I’m steadily working my way through the nation’s 100 favourite books according to World Book Night’s poll in 2011. Find out more about this challenge and check my progress here.
This was a surprise hit for me. It’s a doorstop of a tome, with a few dense, thickly written opening pages that I found distracting. After I became accustomed to the pace, though, I found I couldn’t put it down. It’s about a missionary family who move from Georgia, America to a remote village in the Belgian Congo.

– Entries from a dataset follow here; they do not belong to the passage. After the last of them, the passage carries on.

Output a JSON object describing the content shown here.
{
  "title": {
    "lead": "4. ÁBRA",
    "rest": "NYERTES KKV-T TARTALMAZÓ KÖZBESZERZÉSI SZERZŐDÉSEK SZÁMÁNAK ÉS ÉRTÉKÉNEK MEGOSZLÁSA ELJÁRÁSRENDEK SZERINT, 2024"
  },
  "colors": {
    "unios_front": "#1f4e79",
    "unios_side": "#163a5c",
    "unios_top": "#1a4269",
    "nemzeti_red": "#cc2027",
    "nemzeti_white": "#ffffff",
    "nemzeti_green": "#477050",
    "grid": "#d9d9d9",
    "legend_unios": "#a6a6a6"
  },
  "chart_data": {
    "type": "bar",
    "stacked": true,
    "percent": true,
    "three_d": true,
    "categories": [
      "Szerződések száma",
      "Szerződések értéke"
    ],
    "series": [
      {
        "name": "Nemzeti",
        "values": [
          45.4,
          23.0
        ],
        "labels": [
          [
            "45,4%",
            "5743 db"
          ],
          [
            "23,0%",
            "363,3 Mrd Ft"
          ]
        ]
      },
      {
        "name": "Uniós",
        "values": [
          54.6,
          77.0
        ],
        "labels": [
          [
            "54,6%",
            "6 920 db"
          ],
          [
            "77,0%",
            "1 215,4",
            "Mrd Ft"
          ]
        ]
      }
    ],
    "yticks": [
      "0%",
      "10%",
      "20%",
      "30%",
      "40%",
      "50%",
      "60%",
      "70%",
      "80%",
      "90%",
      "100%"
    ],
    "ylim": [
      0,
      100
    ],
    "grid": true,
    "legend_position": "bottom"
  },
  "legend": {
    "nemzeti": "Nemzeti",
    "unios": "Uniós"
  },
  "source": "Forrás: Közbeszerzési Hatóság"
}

The majority of the novel is narrated by the four daughters of the family, Rachel, Leah, Adah and Ruth May, with a few chapters from their mother, Orleanna.
Nathan, the girls’ father, quickly reveals himself to be an unpleasant, emotionally abusive man, rigid in his belief and lacking the human side that made his predecessor in the village such a success. His ignorance of other viewpoints and cultures and his ‘unrighteous dominion’ over his family leads to the gradual breaking apart of the family, and their shunning by the villagers.
It seemed obvious to me that Leah was the centrepiece of the book, the sister that we were meant to identify with the most. Looking back, though, I suspect this might be one of those books where everyone has a different favourite, depending on their characters, in the same way that not everyone’s favourite March sister is Jo! Rachel is flippant, selfish and materialistic; Leah is steady, open minded and thoughtful; Adah is incredibly intelligent and observant; Ruth May is vibrant and adventurous, and lives in the moment. I loved the way we saw the villagers through the girls’ eyes, so at first they appeared outlandish and savage, but in time they developed into individuals with a rich and vibrant culture.
Right now this is my go to book for recommendations. Surprisingly not that many people have read it – I get the impression it was more popular in America than the UK, having featured in Oprah’s book club. If you’re looking for a new, challenging read, then you could definitely do a lot worse than this.